Now, the “top-down” perspective often criticizes Pandas for its sometimes inconsistent API or its historical quirks (like the way it handled missing values via np.nan, a legacy of being built on top of NumPy). These criticisms have merit. Reading complex, heavily overloaded Pandas code can be challenging. And newer libraries like Polars have emerged, learning from Pandas’ history to offer a cleaner, potentially more consistent API designed from the ground up. I understand the appeal, though habit keeps me reaching for Pandas often.
But this slight digression highlights the core point. Pandas exploded in popularity because it solved immediate, tangible problems effectively, even if its initial form wasn’t perfectly architected. Its “messiness” is arguably a side effect of its organic, bottom-up growth. The succinctness, despite the quirks, was a massive advantage when you were still discovering what analysis needed to be done.
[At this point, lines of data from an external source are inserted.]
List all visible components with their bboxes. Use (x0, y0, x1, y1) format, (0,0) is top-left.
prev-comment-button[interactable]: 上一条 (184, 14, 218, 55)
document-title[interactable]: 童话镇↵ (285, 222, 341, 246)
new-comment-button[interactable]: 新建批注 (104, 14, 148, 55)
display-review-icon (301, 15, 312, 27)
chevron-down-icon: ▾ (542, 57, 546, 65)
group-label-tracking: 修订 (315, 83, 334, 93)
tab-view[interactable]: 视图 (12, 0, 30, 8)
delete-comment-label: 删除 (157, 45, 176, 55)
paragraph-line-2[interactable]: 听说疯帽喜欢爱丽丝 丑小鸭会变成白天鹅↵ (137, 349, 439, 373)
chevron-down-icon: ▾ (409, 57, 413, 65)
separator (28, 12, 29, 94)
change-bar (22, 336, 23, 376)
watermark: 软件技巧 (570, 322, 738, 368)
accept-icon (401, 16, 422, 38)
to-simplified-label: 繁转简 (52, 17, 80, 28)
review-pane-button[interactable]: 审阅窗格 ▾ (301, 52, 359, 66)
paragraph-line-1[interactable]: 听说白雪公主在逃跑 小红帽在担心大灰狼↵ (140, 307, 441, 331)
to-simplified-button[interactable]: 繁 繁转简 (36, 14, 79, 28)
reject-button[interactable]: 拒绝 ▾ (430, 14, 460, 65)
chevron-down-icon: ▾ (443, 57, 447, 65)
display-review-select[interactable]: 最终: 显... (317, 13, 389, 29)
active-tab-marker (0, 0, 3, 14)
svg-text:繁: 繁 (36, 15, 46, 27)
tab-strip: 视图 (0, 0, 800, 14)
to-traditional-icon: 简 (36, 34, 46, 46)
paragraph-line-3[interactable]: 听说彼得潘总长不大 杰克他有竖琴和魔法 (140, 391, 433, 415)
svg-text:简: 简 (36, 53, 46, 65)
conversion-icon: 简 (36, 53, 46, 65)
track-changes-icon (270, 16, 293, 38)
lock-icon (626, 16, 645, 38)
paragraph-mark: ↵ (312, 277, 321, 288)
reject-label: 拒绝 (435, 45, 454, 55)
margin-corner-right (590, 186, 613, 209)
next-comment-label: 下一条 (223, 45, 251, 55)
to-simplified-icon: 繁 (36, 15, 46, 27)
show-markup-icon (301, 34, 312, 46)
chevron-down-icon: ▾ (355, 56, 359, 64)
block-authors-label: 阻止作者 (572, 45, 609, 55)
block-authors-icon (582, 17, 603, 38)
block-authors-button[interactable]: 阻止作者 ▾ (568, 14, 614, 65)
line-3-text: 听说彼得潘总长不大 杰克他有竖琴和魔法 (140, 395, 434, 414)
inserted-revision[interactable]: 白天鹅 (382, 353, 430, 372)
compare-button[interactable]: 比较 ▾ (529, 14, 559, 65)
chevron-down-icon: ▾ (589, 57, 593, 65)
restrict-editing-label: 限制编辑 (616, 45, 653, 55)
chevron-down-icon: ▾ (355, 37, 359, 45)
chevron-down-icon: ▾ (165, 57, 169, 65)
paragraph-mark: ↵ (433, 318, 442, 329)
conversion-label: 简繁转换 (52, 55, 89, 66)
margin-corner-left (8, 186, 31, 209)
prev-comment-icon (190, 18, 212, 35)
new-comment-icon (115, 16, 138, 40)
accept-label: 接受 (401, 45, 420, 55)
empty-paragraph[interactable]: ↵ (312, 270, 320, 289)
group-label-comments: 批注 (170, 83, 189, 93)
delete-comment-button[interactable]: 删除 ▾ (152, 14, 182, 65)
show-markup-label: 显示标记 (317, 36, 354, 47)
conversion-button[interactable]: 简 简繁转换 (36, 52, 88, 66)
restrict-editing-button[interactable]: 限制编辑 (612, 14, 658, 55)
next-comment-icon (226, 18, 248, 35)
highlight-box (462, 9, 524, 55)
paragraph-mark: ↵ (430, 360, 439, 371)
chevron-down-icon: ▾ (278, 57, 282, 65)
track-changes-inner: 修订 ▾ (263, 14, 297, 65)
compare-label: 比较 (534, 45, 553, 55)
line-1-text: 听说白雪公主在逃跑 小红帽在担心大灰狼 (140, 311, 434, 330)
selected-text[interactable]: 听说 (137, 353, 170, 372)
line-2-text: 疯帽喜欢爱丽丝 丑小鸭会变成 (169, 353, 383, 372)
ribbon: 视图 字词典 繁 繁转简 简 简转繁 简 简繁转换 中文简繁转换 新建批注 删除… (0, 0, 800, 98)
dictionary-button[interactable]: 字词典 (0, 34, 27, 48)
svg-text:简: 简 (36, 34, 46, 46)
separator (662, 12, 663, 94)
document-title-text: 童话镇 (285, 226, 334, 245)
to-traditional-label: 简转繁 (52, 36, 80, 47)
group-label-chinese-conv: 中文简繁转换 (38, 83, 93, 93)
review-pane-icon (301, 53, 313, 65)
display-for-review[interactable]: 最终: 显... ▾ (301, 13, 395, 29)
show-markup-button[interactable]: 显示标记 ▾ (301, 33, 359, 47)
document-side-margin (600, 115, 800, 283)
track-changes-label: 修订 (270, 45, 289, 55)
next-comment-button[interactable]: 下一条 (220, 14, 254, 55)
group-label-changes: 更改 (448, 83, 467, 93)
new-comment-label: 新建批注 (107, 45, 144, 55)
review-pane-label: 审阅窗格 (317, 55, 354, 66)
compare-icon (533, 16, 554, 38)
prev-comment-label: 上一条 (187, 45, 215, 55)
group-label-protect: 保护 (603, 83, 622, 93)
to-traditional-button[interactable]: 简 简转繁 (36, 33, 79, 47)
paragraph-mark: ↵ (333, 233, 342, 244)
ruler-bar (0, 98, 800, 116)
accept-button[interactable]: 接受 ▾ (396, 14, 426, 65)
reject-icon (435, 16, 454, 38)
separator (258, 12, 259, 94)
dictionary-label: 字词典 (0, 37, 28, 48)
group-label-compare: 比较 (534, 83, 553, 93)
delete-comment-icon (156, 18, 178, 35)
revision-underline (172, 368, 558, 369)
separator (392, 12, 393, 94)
This leads me to think about programming more broadly. For me, programming is fundamentally an engineering discipline. A programmer is a tool-wielder. If the best way to solve the problem is writing clean, well-structured code following a grand design, great. If it involves wrestling with a library’s API or finding clever workarounds to get the job done now, that’s also part of the game. The focus is on solving the problem.
Think about other foundational pieces of software. Linus Torvalds wrote Git initially to solve his specific, pressing problem of managing the Linux kernel’s source code. Satoshi Nakamoto created Bitcoin to address a specific set of ideas about decentralization and currency (whatever the exact motivation, it wasn’t purely an exercise in abstract system design).
These weren’t born from committees planning abstract interfaces; they were born from individuals or small groups tackling concrete challenges. A programmer takes a problem and solves it using the tools available, including writing code. The bottom-up approach, the journey of discovery, feels incredibly aligned with this pragmatic, problem-solving core of engineering. While top-down planning provides necessary structure, especially at scale, the initial spark often comes from that bottom-up need.